Sahib took slow sips of tea as I told him Irem’s drowning story.

‘Something else?’

I wanted to, but I could not reveal the bombing story because I was afraid for Irem.

‘No, sir.’

‘Why are you trembling?’

‘Sorry, sir. Been cycling in the rain, sir.’

‘Any knowledge of terrorist activity?’

‘No, sir,’ I lied. ‘But, we must investigate more.’

‘Why?’

‘Sahib, perhaps if we slow down the investigation.’

‘Slow?’

‘So far I have investigated very fast, sir. But I plan to proceed slowly from now on. The way it is with the golf balls, sir.’

‘Kip. Sunno. Your assignment is over.’

‘Over, sir?’

‘No need to interrogate the enemy any further.’

‘But, sir, I have just started.’

‘Kip, we have excavated enough information. Now the interrogation must stop.’
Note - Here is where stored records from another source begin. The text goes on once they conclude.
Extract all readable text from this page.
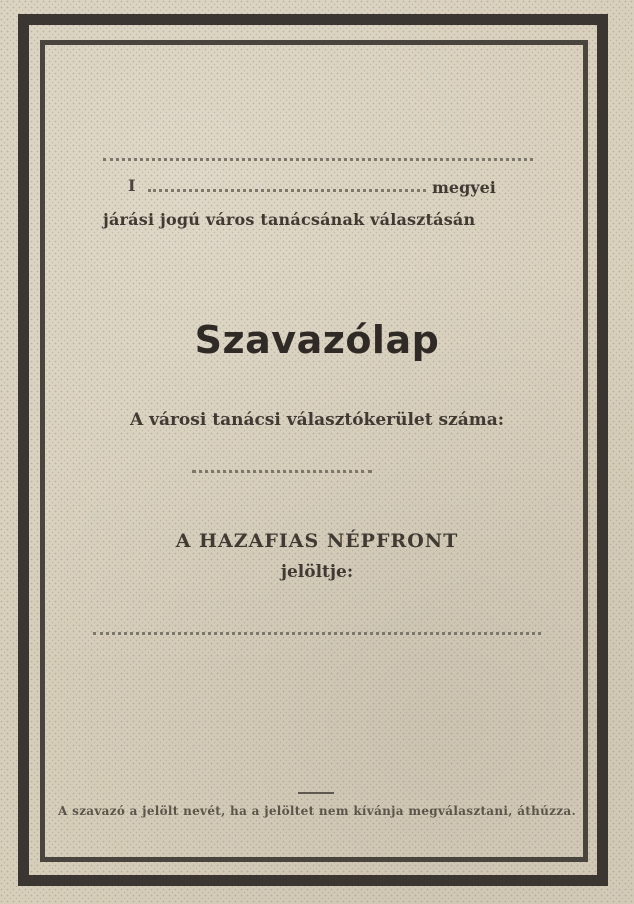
I	megyei
járási jogú város tanácsának választásán
Szavazólap
A városi tanácsi választókerület száma:
A HAZAFIAS NÉPFRONT
jelöltje:
A szavazó a jelölt nevét, ha a jelöltet nem kívánja megválasztani, áthúzza.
I kept my eyes fixed on the spine of the book now shut on the table top.

‘Sir.’

‘The colonel will soon issue a commendation certificate to you.’

‘But, sir -’

‘You may go now.’

‘Sir.’

Every morning I would check with Sahib’s car driver about the routes he was planning to follow. The Zero Bridge, because of the rain, was never on the route and this was reassuring. But I was really worried, and for that reason I cycled in civilian clothes to the city post office and mailed an unsigned note to the army HQ warning about a possible attack on General Kumar. The letter had immediate effect. The army beefed up security around the bridge, interrogated the locals and raided many Kashmiri houses in the area. A journalist wrote confidently in the national paper, Peace has returned to the valley. Days later when the General’s black military car (with a flag and four stars) passed the Zero Bridge nothing happened. Three seconds later the bridge exploded.

The river carried away the ripped parts, the blown-up arches, and for days the waters looked high and muddy and black, and not just because of the rain.